ATHENS, Greece (AP) — Developments as tens of thousands of people fleeing war and poverty in their homelands embark on a quest to seek safety in Europe. All times local.
The United Nations' top official for refugees says European Union plans to take in about 160,000 migrants are insufficient, and is urging Europe to provide asylum-seekers with legal immigration options.
Antonio Guterres said the relocation program is a starting point but not enough. Speaking in Athens, he called for the EU to accept more refugees, and expand beyond Syrians, Iraqis and Eritreans.
More than 500,000 refugees or economic migrants have entered Europe this year, four-fifths of whom paid to be smuggled by sea to Greece from Turkey.
Guterres, the U.N. high commissioner for refugees, said that "doesn't make sense" when they could have a legal alternative.
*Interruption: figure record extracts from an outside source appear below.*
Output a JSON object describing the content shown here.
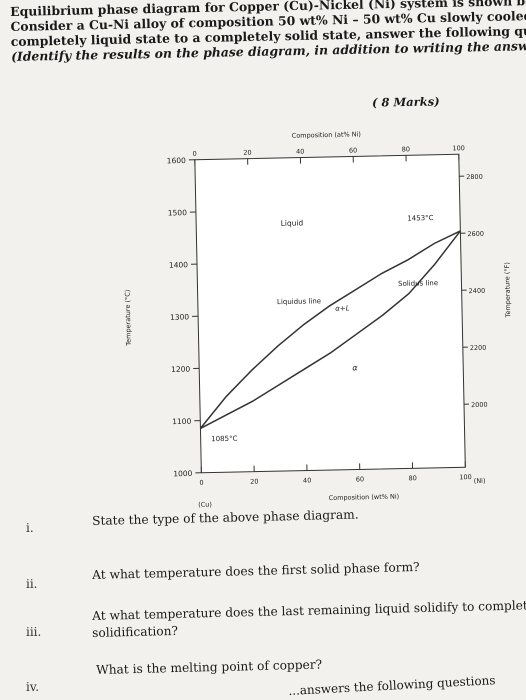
{
  "intro": {
    "line1": "Equilibrium phase diagram for Copper (Cu)-Nickel (Ni) system is shown below.",
    "line2": "Consider a Cu-Ni alloy of composition 50 wt% Ni – 50 wt% Cu slowly cooled from a",
    "line3": "completely liquid state to a completely solid state, answer the following questions:",
    "line4": "(Identify the results on the phase diagram, in addition to writing the answer below)",
    "marks": "( 8 Marks)"
  },
  "chart_data": {
    "type": "line",
    "title": "",
    "top_axis_label": "Composition (at% Ni)",
    "bottom_axis_label": "Composition (wt% Ni)",
    "left_axis_label": "Temperature (°C)",
    "right_axis_label": "Temperature (°F)",
    "left_ticks": [
      "1600",
      "1500",
      "1400",
      "1300",
      "1200",
      "1100",
      "1000"
    ],
    "right_ticks": [
      "2800",
      "2600",
      "2400",
      "2200",
      "2000"
    ],
    "top_ticks": [
      "0",
      "20",
      "40",
      "60",
      "80",
      "100"
    ],
    "bottom_ticks": [
      "0",
      "20",
      "40",
      "60",
      "80",
      "100"
    ],
    "bottom_left_note": "(Cu)",
    "bottom_right_note": "(Ni)",
    "xlim": [
      0,
      100
    ],
    "ylim": [
      1000,
      1600
    ],
    "region_labels": {
      "liquid": "Liquid",
      "two_phase": "α+L",
      "solid": "α"
    },
    "curve_labels": {
      "liquidus": "Liquidus line",
      "solidus": "Solidus line"
    },
    "annotations": {
      "cu_melting": "1085°C",
      "ni_melting": "1453°C"
    },
    "series": [
      {
        "name": "Liquidus line",
        "x": [
          0,
          10,
          20,
          30,
          40,
          50,
          60,
          70,
          80,
          90,
          100
        ],
        "y": [
          1085,
          1145,
          1195,
          1240,
          1280,
          1315,
          1345,
          1375,
          1400,
          1430,
          1453
        ]
      },
      {
        "name": "Solidus line",
        "x": [
          0,
          10,
          20,
          30,
          40,
          50,
          60,
          70,
          80,
          90,
          100
        ],
        "y": [
          1085,
          1110,
          1135,
          1165,
          1195,
          1225,
          1260,
          1295,
          1335,
          1390,
          1453
        ]
      }
    ]
  },
  "questions": [
    {
      "num": "i.",
      "text": "State the type of the above phase diagram."
    },
    {
      "num": "ii.",
      "text": "At what temperature does the first solid phase form?"
    },
    {
      "num": "iii.",
      "text": "At what temperature does the last remaining liquid solidify to complete",
      "text2": "solidification?"
    },
    {
      "num": "iv.",
      "text": "What is the melting point of copper?"
    }
  ],
  "footer_fragment": "...answers the following questions"
}
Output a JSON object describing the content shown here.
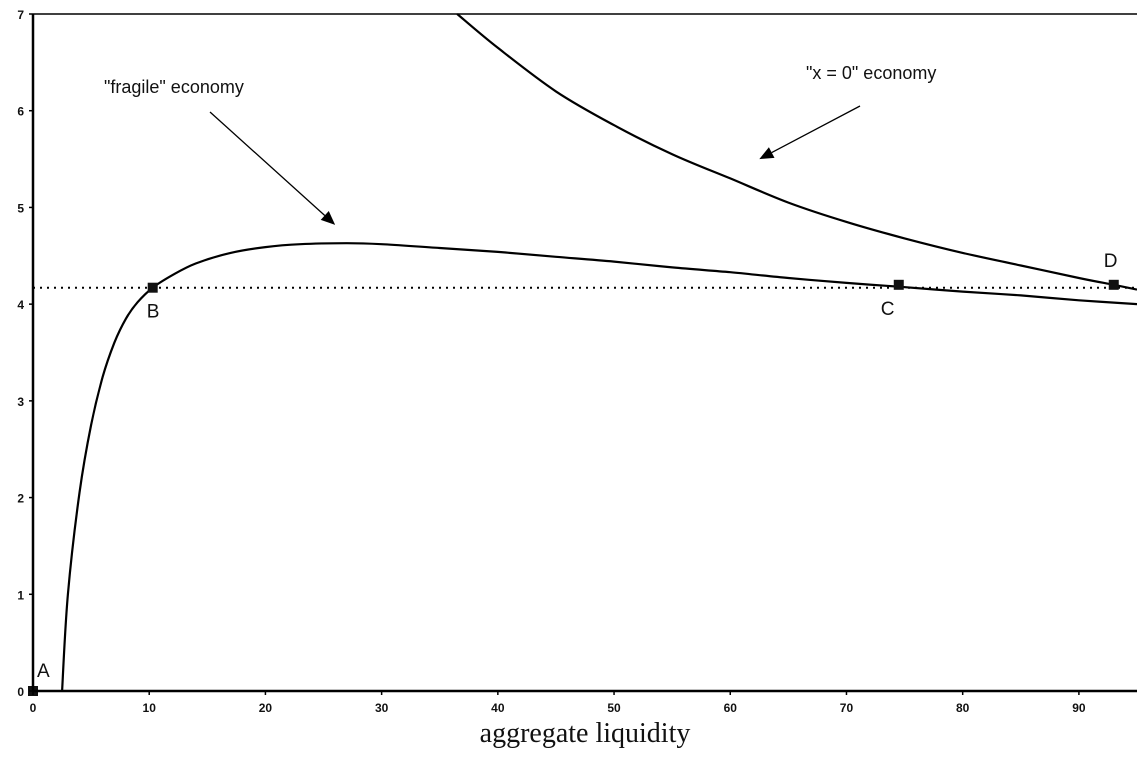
{
  "chart_data": {
    "type": "line",
    "title": "",
    "xlabel": "aggregate liquidity",
    "ylabel": "",
    "xlim": [
      0,
      95
    ],
    "ylim": [
      0,
      7
    ],
    "x_ticks": [
      0,
      10,
      20,
      30,
      40,
      50,
      60,
      70,
      80,
      90
    ],
    "y_ticks": [
      0,
      1,
      2,
      3,
      4,
      5,
      6,
      7
    ],
    "grid": false,
    "series": [
      {
        "name": "\"fragile\" economy",
        "x": [
          2.5,
          3,
          4,
          5,
          6,
          7,
          8,
          9,
          10.3,
          12,
          14,
          17,
          20,
          23,
          27,
          30,
          35,
          40,
          45,
          50,
          55,
          60,
          65,
          70,
          74.5,
          80,
          85,
          90,
          95
        ],
        "y": [
          0,
          1.0,
          2.05,
          2.75,
          3.25,
          3.6,
          3.85,
          4.02,
          4.17,
          4.3,
          4.42,
          4.53,
          4.59,
          4.62,
          4.63,
          4.62,
          4.58,
          4.54,
          4.49,
          4.44,
          4.38,
          4.33,
          4.27,
          4.22,
          4.18,
          4.13,
          4.09,
          4.04,
          4.0
        ]
      },
      {
        "name": "\"x = 0\" economy",
        "x": [
          36.5,
          40,
          45,
          50,
          55,
          60,
          65,
          70,
          75,
          80,
          85,
          90,
          93,
          95
        ],
        "y": [
          7.0,
          6.65,
          6.2,
          5.85,
          5.55,
          5.3,
          5.05,
          4.85,
          4.68,
          4.53,
          4.4,
          4.27,
          4.2,
          4.15
        ]
      },
      {
        "name": "",
        "style": "dotted",
        "x": [
          0,
          95
        ],
        "y": [
          4.17,
          4.17
        ]
      }
    ],
    "points": [
      {
        "label": "A",
        "x": 0,
        "y": 0
      },
      {
        "label": "B",
        "x": 10.3,
        "y": 4.17
      },
      {
        "label": "C",
        "x": 74.5,
        "y": 4.2
      },
      {
        "label": "D",
        "x": 93,
        "y": 4.2
      }
    ],
    "annotations": [
      {
        "text": "\"fragile\" economy",
        "arrow_to": [
          26,
          4.82
        ]
      },
      {
        "text": "\"x = 0\" economy",
        "arrow_to": [
          62.5,
          5.5
        ]
      }
    ]
  }
}
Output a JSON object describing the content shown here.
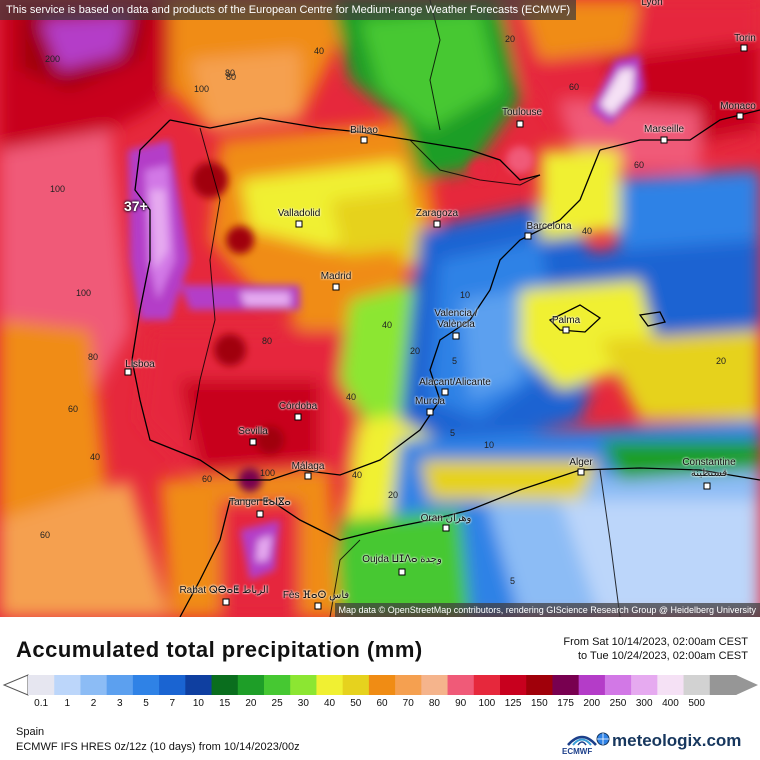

He says: "We need to increase substantially the forms of people being able to come to Europe legally."
Hundreds of lawyers, retired judges and academics are urging Britain's government to take in more Syrian refugees, saying the offer of 20,000 is "too low, too slow and too narrow."
The letter published Monday says the U.K.'s offer is "deeply inadequate," noting that in Lebanon — a country of 5 million — there are 1.2 million registered Syrian refugees.
The lawyers say that even though the refugees have a right to legal protection, they are being driven "into the hands of people-smugglers.'"
The lawyers, many of whom have a human rights background, say many members of the European Union make it impossible for people to seek asylum via normal means of travel and that the entire system is dysfunctional.
Greek authorities say they have rescued a total 1,624 refugees and economic migrants who entered the country in dozens of frail boats from neighboring Turkey over the past three days.
The coastguard said Monday that the migrants were picked up at sea in 47 incidents near Greece's eastern Aegean islands of Lesbos, Kos, Chios, Samos, Leros, Agathonissi and Farmakonissi.
Greece is the main entry point to the European Union for hundreds of thousands of people fleeing war and poverty in the Middle East and Africa. The vast majority pay criminal gangs to smuggle them to the eastern islands.